There were plenty of bodies in that basement and Wolfram & Hart could’ve given him parts from any of them.  Their coverup of the eye-stabbing proves they’re aware of the fact that these demonic transplants are defective.  They knew that Lindsey’s hand would start acting up, just as they knew he’d ultimately discover its source.  Giving Lindsey a new hand was a reward for his hard work and a sign of faith in his continued contributions.  Giving him Brad’s hand was about sending a message: We own you.  You think that you hold yourself apart from us, that because you go home feeling dirty at the end of the day that you’ve got some sort of code that makes you better than us.  You don’t.  You’re as good as we let you be and, at a whim, we can make you party to worst sort of atrocity.

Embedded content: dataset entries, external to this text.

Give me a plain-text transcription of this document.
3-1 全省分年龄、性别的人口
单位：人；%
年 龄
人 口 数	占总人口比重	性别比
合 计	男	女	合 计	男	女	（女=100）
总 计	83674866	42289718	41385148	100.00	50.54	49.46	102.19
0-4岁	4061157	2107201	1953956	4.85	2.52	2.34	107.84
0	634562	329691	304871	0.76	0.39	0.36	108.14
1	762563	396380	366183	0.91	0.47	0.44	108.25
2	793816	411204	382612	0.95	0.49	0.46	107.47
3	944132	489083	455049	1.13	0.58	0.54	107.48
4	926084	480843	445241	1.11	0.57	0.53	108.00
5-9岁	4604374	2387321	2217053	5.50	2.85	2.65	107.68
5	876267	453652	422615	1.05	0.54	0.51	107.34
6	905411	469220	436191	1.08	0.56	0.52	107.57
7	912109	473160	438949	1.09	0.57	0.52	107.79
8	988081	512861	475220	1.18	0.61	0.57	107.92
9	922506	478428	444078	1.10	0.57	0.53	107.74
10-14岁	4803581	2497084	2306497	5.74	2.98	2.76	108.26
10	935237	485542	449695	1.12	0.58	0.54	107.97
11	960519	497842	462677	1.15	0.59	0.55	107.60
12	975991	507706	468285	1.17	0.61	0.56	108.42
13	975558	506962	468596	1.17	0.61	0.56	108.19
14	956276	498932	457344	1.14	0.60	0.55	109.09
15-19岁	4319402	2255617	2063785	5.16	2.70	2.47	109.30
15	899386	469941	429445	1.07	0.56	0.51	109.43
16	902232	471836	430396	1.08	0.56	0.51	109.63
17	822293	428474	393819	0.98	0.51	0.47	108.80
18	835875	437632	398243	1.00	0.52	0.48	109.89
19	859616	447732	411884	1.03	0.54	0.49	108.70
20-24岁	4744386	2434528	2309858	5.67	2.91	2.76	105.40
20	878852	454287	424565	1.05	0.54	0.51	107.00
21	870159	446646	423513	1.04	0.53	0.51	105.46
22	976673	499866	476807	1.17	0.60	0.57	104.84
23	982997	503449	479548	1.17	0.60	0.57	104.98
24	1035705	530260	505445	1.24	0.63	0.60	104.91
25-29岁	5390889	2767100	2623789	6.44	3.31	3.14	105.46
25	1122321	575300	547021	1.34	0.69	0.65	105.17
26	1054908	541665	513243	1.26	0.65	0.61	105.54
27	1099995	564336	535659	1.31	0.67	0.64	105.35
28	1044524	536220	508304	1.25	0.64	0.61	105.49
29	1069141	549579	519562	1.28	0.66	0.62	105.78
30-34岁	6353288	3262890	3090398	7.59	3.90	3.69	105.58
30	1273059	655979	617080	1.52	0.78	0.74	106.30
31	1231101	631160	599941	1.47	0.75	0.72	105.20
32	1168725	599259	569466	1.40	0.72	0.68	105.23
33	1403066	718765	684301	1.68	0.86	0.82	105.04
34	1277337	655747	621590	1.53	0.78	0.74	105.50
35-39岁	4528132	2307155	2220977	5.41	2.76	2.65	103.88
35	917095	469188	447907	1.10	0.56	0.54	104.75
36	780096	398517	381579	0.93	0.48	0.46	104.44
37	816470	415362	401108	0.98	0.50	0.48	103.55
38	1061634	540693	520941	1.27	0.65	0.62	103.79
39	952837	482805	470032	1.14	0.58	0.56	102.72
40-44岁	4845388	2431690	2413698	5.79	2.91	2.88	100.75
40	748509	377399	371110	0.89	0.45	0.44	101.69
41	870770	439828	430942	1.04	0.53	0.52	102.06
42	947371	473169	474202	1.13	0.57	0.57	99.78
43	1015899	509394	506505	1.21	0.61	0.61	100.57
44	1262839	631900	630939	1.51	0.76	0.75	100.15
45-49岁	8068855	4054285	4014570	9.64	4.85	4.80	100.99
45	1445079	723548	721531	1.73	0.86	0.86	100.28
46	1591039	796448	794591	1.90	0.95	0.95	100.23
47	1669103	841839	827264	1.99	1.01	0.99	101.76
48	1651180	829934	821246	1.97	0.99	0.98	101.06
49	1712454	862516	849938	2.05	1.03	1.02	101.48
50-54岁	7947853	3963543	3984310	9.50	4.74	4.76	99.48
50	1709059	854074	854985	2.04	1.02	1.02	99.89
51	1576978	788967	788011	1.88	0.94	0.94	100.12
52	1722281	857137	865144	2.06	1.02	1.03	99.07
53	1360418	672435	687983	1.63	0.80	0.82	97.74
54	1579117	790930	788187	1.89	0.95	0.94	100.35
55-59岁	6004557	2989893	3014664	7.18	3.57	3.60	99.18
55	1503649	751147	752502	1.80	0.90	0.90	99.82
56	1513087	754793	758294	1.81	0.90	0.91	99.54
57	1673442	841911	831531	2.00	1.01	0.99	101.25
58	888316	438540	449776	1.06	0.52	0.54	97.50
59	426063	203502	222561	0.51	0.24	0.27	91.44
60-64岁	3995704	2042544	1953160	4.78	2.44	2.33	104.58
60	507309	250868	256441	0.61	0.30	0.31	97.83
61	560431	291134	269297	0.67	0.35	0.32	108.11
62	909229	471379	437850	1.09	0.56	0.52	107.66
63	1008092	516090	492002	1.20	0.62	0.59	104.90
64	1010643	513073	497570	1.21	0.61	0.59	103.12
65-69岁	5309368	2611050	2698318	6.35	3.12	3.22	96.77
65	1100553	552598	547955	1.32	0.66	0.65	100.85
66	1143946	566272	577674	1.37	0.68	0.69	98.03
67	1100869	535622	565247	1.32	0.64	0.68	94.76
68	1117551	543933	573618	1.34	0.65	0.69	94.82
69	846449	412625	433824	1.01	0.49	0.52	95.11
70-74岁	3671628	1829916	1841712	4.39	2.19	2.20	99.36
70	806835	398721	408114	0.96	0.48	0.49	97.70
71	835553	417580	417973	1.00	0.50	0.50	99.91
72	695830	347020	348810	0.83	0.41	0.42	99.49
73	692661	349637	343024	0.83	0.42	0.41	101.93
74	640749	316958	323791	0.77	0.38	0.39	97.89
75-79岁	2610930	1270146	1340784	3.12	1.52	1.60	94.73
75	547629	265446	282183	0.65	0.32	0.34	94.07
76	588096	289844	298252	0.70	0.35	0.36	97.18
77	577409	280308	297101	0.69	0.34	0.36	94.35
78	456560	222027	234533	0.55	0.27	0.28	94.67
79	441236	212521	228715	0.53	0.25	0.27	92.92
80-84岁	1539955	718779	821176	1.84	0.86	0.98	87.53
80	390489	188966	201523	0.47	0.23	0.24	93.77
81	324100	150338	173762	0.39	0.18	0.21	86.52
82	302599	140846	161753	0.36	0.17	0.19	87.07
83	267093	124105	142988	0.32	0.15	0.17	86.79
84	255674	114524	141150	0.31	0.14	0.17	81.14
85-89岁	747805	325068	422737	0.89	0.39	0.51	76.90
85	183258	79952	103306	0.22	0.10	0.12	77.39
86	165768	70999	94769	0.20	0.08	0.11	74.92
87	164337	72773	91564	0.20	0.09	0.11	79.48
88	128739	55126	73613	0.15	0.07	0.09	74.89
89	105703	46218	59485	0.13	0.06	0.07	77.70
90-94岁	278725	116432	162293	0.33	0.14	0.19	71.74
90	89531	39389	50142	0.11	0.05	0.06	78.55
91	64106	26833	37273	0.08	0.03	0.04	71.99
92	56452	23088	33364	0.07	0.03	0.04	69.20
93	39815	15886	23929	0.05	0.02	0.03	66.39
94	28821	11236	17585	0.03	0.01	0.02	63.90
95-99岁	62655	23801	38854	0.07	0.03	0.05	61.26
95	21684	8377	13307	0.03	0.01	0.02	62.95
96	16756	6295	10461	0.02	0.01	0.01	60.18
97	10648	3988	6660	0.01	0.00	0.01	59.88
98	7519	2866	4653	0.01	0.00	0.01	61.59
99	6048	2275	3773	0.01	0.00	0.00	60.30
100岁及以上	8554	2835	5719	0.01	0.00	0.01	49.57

This is the truth that Lindsey can’t stand.  His motives have always been about power and he’s no longer satisfied with the firm’s illusion of it.  This is the real reason he leaves and why he tells Angel that he hasn’t “… learned some kind of lesson.  That I had a big moral crisis, but now I see the light.”  Angel knows that isn’t true.  To use the cliche, Lindsey’s quit for personal reasons… and this why Wolfram & Hart still wants him.  Despite all his betrayals (which you can bet they’re aware of), they’re still prepared to promote him over Lilah.  Because this devotion to the self is precisely what they need.

Lindsey knows this.  He is “clearly the guy.”  The evil that Wolfram & Hart perpetuates is secondary to its willingness to do so.  It’s not necessary that its employees enjoy evil, it may even be preferable if they don’t.  What’s necessary is that they accept it as the only means to power and, in that acceptance, ensure that real power continues to reside with the senior partners.  Wolfram & Hart gave Lindsey a new hand, a clear symbol of power and agency.  They also gave it to him with the clear expectation it be wielded at their direction.  Lindsey quits not because he objects to all the evil involved, but because he doesn’t agree to the terms.  Unable to attain real power within the firm, he’ll go looking for it elsewhere.  Where Angel is devoted to helping the helpless, Lindsey’s merely committed to not being one of them.

Final Thoughts

I’m going to stray into spoilers by the end of these Final Thoughts, consider yourselves warned.

Loved all the moaning from the gang about the possibility of having to hear Angel sing.

Speaking of Caritas, The Host sure seems to be appearing a little too frequently to be only a “recurring character.”  Not that I’m complaining, Lorne rocks, but he’d make a lot more sense once he became a full-fledged member of the team.

Nice to see Wolfram & Hart representing some more mundane evil this week.  It’s a good reminder that, in this world, “evil” isn’t limited to demons.

I really do think that Lindsey’s motives for leaving are precisely what make Wolfram & Hart’s favourite son.  Lindsey is, ultimately, a true believer in Holland’s power equation and, as a true believer, he’s necessarily at odds with his own masters as he tries to reshape the power dynamic in his favour.  It’s why the firm would rather use him than kill him and why, inevitably, he comes back in season five, where the idea of “necessary evil” is more thoroughly explored.